T4 DNA ligase
(Cat. No.: E003)
Description:
T4 DNA Ligase is a recombinant enzyme formulated and tested for high activity in blunt- and cohesive-end ligations for cloning and linker addition. The enzyme covalently joins 5'-phosphate and 3'-hydroxyl termini in duplex DNA or RNA. It is free of detectable exo- or endonuclease activities.
Source:
Purified from recombinant E. coli strain.
Applications:
Cloning of restriction fragments.
Joining linkers and adapters to blunt-ended DNA.
Unit Definition:
One unit is defined as the amount of enzyme required to give 50% ligation of Hind III fragments of lambda DNA (5' DNA termini concentration of 0.12µM, 300µg/ml) in a total reaction volume of 20µl in 30 minutes at 16oC in 1X T4 DNA Ligase Reaction Buffer.
Concentration:
400,000 units/ml
Quality Control Tests:
Activity, SDS-PAGE (purity), DNase, endonuclease/nickase, RNase.
Storage:
T4 DNA ligase in 10 mM Tris-HCl, 50mM KCl, 1mM dithiothreitol, 0.1mM EDTA, 0.2mg/ml BSA, 50% glycerol, pH 7.4 (25oC) should be stored at -20oC.
Heat Inactivation:
65oC for 10 minutes
1X T4 DNA Ligase Reaction Buffer:
50mM Tris-HCl, 10mM MgCl2, 1mM ATP, 10mM dithiothreitol, 25µg/ml BSA, pH 7.5 (25oC)
Reaction Conditions:
1X T4 DNA Ligase Reaction Buffer, incubate at 16oC.

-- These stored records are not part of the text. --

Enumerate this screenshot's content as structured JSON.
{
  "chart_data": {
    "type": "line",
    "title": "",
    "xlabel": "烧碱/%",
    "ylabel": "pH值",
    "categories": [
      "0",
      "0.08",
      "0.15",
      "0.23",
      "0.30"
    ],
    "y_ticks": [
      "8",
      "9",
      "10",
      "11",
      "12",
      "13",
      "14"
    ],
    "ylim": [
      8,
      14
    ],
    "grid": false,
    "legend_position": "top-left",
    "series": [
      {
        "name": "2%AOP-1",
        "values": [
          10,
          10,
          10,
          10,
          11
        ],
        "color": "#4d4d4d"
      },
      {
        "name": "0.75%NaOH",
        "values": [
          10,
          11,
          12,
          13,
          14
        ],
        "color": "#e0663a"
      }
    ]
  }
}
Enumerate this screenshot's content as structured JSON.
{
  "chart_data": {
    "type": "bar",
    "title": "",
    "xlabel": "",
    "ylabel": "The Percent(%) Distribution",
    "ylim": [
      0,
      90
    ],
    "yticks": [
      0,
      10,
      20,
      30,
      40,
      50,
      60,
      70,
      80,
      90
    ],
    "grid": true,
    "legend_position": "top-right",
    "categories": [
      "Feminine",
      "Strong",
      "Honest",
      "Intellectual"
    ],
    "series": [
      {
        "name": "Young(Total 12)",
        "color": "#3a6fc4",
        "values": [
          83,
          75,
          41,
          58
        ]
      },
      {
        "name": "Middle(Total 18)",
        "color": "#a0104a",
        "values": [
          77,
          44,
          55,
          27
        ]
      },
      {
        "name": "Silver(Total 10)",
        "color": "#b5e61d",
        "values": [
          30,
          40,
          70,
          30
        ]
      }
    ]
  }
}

For convenience, ligations may be done at room temperature (20-25oC). For cohesive (sticky) ends, use 1µl of T4 DNA Ligase in a 20µl reaction for 10 minutes. For blunt ends, use 1µl of T4 DNA Ligase in a 20µl reaction for 2 hours.
References:
Engler, M.J. et al. (1982) P.D. Boyer (Eds.), The Enzymes, 5, pp. 3. San Diego: Academic Press.
Remaut, E. et al. (1983) Gene, 22, 103-113.
Sambrook, J. et al. (1989) Molecular Cloning: A Laboratory Manual, (2nd Ed.), 1.53-1.73.
Weiss, B. et al. (1968) J. Biol. Chem., 243, 4543-4555.